According to Swift, the tuition crisis the millennial generation is facing stifles upward mobility because many cannot afford to pursue a higher education.
“The mission statement of California says we should all be guaranteed higher education,” Swift said. “That’s not really the case anymore. That social contract is gone now.”
UCSB Chair and professor of black studies Jeffrey Stewart said the education policy has been changed to outsourcing universities while increasing funding for prisons.
“The idea of neoliberalism has taken over to where everyone is now looked at as a private corporation,” Stewart said. “The larger dynamic is taxpayers in the state of California no longer think your education is worth their tax dollars. They feel more comfortable paying for prisons to lock up people.”
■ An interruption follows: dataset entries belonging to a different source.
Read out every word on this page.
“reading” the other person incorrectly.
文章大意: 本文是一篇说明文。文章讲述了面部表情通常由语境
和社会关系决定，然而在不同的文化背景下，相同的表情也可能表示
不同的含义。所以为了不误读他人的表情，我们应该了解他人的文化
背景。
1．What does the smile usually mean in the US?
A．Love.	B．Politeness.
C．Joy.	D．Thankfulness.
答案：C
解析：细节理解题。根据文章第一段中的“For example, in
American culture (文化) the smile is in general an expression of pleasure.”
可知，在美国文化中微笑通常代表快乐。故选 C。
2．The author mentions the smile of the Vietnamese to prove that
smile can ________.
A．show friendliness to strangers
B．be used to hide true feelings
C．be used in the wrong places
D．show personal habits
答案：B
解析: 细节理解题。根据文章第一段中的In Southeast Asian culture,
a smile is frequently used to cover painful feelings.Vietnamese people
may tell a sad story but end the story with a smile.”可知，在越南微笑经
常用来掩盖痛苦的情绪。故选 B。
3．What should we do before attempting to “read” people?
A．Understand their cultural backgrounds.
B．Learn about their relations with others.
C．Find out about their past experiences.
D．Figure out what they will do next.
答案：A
Stewart also said the decision to stagnate tuition for two years is only a temporary solution to satisfy student concerns, and problems will still be present at the end of the freeze.
“Freezing the tuition for two years only allows for the activists to graduate,” Stewart said. “It also leads you to believe that the current situation is acceptable, but it’s not. Where can we begin to organize to put political pressure on those who make those decisions?”
Third-year political science major Jared Daniels said the UC creating a three-party system, under which funding methods are different for UC campuses, California State campuses and City College campuses, created a hierarchal system rather than facilitating collaboration between students.
“Before this tri-party system, universities were a free-for-all, competing against one another for the funds the state could give them,” Daniels said. “So in 1960, the UC President and state government came together and passed what was known as the ‘master plan’ which established the three-party system based on accessibility and quality.”
According to Daniels, the master plan did not provide long-term sustainable resources for revenue, and President Regan’s economic policies required students to pay for education as opposed to the government providing public education.
“We were just always hoping that California taxpayers would be willing to pay higher taxes for the system and we always figured the politicians would find the money,” Daniels said. “But obviously that’s not quite the case.”
EVPSA policy analyst and fourth-year political science major Brett Carpenter said the UC is admitting a greater percentage of students from out-of-state to increase funding.
“We’re admitting more and more of them into our schools each year,” Carpenter said. “That’s because we get a lot of money from them and the out-of-state tuition goes straight to the campus. There is a very identifiable incentive to take more of those people.”
According to Carpenter, privatization of universities devalues a Bachelor’s degree, making it difficult to get a job after graduation, which incentivizes students to pursue post-undergraduate education.
“The UC really has no interest in getting you a job after graduation,” Carpenter said. “Why? Because you can come back and pay them for a Master’s degree. They want to provide us with the lowest cost education they can while extracting from us the most money.”